The manufacturing chief executive officers also flagged the high exchange rate, interest rate hikes, and inconsistent government policies as factors crippling their businesses.

“Manufacturing operations were directly stalled by the lingering effects of high raw material costs, energy, and logistics, as the existence of high exchange rates, interest rates, and inflation rates remain unfavourable to the overall business environment,” the report noted.

Despite the tough conditions, the MCCI inched up by 0.5 points to 50.7 points in Q4 from 50.2 points in Q3, reflecting marginal optimism among industry players.

However, projections for the first quarter of 2025 show a downward trend.

The expected business condition dropped from 56 points to 53.2 points, while the projected employment condition slid to 53 points.

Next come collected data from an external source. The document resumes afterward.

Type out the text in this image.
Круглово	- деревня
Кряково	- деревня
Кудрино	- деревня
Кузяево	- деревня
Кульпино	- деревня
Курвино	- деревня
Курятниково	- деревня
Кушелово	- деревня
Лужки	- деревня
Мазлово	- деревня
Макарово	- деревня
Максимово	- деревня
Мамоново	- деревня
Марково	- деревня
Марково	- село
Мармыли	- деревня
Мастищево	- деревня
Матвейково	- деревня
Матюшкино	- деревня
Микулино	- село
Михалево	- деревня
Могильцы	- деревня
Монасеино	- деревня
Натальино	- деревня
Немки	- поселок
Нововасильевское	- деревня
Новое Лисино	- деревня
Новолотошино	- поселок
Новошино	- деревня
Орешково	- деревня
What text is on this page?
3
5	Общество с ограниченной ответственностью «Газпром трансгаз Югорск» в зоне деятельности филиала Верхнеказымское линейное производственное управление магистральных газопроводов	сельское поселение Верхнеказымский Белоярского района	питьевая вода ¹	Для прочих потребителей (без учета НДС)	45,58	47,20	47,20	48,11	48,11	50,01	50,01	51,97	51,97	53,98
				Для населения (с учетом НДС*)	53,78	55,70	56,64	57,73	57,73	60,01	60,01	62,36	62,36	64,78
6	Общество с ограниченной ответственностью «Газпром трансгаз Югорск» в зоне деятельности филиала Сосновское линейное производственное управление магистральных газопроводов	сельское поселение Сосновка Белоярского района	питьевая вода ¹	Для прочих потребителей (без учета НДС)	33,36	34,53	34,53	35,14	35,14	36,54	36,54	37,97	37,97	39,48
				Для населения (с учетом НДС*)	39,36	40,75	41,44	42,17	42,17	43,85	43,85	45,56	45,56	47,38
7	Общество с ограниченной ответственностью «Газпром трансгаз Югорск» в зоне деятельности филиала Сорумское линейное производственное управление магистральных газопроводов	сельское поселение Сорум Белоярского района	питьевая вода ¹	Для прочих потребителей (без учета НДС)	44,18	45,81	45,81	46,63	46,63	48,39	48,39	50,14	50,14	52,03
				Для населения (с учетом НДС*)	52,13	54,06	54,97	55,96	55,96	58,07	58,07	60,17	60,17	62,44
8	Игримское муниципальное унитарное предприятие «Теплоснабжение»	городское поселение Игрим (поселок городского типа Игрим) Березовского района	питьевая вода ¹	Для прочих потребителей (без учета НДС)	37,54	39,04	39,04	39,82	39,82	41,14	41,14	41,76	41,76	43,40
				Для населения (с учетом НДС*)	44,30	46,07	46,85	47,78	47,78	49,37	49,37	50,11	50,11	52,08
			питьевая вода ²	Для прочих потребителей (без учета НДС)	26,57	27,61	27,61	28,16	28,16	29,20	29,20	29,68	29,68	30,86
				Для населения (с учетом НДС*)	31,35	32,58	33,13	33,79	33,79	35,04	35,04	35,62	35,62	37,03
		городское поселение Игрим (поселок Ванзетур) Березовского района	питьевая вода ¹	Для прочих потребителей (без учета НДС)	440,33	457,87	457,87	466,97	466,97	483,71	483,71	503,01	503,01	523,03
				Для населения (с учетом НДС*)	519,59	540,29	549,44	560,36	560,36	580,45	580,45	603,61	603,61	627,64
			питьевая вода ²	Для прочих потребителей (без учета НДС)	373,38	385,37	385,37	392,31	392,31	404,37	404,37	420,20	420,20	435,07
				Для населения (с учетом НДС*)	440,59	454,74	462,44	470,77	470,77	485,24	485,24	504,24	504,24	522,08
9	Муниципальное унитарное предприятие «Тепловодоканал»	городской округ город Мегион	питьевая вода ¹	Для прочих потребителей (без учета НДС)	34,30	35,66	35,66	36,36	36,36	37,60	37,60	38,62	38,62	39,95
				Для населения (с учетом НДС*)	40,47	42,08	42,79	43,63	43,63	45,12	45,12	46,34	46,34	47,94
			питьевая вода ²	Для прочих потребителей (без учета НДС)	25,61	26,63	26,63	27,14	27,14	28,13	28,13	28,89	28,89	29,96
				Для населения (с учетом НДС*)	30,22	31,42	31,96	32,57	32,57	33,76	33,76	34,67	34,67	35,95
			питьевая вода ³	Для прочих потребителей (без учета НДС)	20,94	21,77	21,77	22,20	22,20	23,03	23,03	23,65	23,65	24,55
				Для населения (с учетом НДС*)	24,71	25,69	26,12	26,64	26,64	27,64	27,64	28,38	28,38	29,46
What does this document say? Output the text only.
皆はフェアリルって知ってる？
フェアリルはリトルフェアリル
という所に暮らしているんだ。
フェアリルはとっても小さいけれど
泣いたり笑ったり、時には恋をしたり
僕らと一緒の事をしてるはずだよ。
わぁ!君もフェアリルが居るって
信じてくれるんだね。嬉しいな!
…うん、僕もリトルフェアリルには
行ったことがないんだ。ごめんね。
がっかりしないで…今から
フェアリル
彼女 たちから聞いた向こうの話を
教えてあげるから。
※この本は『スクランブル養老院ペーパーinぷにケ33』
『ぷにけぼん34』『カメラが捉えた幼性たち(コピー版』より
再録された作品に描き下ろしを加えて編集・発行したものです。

The anticipated production level also fell from 54.3 to 54 points, indicating manufacturers’ fears of further economic downturns.

The report suggested that hopes for stability in exchange rates, a halt in interest rate hikes, lower energy costs, and tax reforms were keeping optimism afloat.

Manufacturers urged the Federal Government to take immediate steps to ease the financial and operational burden on the sector.

Key recommendations include suspending further electricity tariff hikes and reviewing previous increases, pausing interest rate hikes, directing banks to offer manufacturers single-digit loans, and expanding the Bank of Industry’s capital base to improve access to industrial credit.

Ajayi-Kadir also called for the clearing of the outstanding $2.4bn forex forward contract to restore confidence in the currency market, halting the 15 per cent increase in port charges and facilitating the implementation of the National Single Window project to reduce trade costs.

He also recommended fast-tracking tax reforms and establishing a more transparent exchange rate mechanism for customs duties.

MAN’s DG emphasised that addressing these challenges would stabilise the manufacturing sector, boost production, and drive economic growth.

“Nigerian manufacturing is on its last breath. The future of the country will continue to hang in the balance unless the plight of manufacturers is adequately addressed with appropriate interventions,” he warned.